SEE ALSO: Vucic Says Kosovo Roadblocks Won't Be Removed Until Serbian Municipalities' Association CreatedRakic has previously said that Kosovar Prime Minister Albin Kurti plans to "kill Serbs" at the barricades, but what Kurti actually expressed in an interview with The Guardian newspaper was concern that "the removal of the barricades could lead to possible casualties."
Kosovar Interior Minister Xhelal Svecla has also denied that the police had lists on which they rely to arrest former policemen of Serbian nationality.
The protest drew members of the Serbian community who live south of the Ibar River, which separates northern Kosovo from the south, and who are mainly workers employed in Serbian institutions in Kosovo.
Some of the protesters told RFE/RL they took part in the protest to fight for their rights, but others said they were forced to participate.
The protest was held at the location of one of the barricades erected by local Serbs on December 10 after the arrest of former policeman Dejan Pantic on suspicion of involvement in an attack on Central Election Commission officials on December 6.
Svecla, speaking at a news conference in the northern city of Mitrovica, said Kosovo had asked its international partners to transfer Pantic to an appropriate detention center.

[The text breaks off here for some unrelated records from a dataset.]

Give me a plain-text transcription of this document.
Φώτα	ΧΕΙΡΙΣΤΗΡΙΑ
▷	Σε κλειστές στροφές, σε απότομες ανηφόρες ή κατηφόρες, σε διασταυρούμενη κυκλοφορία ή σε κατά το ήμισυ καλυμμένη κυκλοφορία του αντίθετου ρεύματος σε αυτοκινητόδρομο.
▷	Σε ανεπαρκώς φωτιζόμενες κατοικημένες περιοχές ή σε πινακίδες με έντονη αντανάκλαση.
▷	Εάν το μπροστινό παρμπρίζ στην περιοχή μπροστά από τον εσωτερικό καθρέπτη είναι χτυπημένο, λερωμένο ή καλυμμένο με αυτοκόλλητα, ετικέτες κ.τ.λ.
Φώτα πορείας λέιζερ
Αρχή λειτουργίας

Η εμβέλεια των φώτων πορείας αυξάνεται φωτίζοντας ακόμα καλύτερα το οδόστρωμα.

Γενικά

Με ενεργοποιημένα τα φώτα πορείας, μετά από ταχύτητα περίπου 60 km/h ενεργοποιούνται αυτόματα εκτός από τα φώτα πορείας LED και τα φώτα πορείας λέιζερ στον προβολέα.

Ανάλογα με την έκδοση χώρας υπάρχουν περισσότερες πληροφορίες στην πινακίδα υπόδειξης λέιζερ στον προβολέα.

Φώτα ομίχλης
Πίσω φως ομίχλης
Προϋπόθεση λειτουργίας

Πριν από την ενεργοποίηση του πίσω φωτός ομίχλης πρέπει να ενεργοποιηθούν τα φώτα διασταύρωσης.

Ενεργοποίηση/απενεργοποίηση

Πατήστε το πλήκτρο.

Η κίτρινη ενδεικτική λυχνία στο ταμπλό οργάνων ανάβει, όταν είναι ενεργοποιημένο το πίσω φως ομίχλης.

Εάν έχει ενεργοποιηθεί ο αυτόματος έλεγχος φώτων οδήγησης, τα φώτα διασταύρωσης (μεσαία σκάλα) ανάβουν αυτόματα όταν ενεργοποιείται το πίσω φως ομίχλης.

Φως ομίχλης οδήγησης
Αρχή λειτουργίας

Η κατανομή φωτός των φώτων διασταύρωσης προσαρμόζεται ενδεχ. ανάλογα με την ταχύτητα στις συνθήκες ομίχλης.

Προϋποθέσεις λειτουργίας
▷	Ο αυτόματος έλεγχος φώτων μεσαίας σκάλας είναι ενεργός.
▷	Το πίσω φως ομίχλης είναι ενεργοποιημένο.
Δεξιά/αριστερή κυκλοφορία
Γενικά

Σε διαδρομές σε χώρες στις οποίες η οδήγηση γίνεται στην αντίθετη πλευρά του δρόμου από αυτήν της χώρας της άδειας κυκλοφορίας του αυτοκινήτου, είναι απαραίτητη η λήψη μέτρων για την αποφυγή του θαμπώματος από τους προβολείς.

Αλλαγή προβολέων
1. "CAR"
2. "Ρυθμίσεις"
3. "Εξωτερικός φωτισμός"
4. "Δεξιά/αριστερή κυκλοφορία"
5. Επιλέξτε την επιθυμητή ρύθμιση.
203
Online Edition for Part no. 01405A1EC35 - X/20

Reuters reported that a transfer would entail an airlift by helicopter because the barricades prevent a transfer over land.
Svecla also said his police force could remove the barricades but that he wanted either the Serbs or troops in the NATO-led international peacekeeping mission in Kosovo (KFOR) to remove them.
"For the sake of stability we are waiting for them to be removed by those who set them up or KFOR, but even waiting has its end," he said at the news conference.
Pantic's son; the former president of the court in Mitrovica, Nikola Kabasic; the former mayor of Zvecan, Dragisa Milovic; and members of the education and law sectors sent messages saying they wanted peace and expressing no ill-will toward Kurti's government or the majority Albanians in Kosovo.
But they condemned the arrests in northern Kosovo and claimed their goal was to "intimidate" the Serbian people.
Pantic was a member of the Kosovo police force when Serbs in the police, judiciary, and senior city posts collectively resigned last month in protest at Kosovo's decision to move forward with a plan to replace Belgrade-issued car license plates with ones from Pristina.
Ethnic Albanian units have been deployed to fill the security vacuum left after the mass resignations. KFOR troops are also present, and Belgrade has asked KFOR to allow the return of Serbian military and police to the area.
Serbian President Aleksandar Vucic said on December 21 the barricades would be removed only when Kosovo forms an association of municipalities with Serbian majorities.
In a message on December 22 to the protest in Rudare, Vucic supported the demands of the Serbs in the north of Kosovo.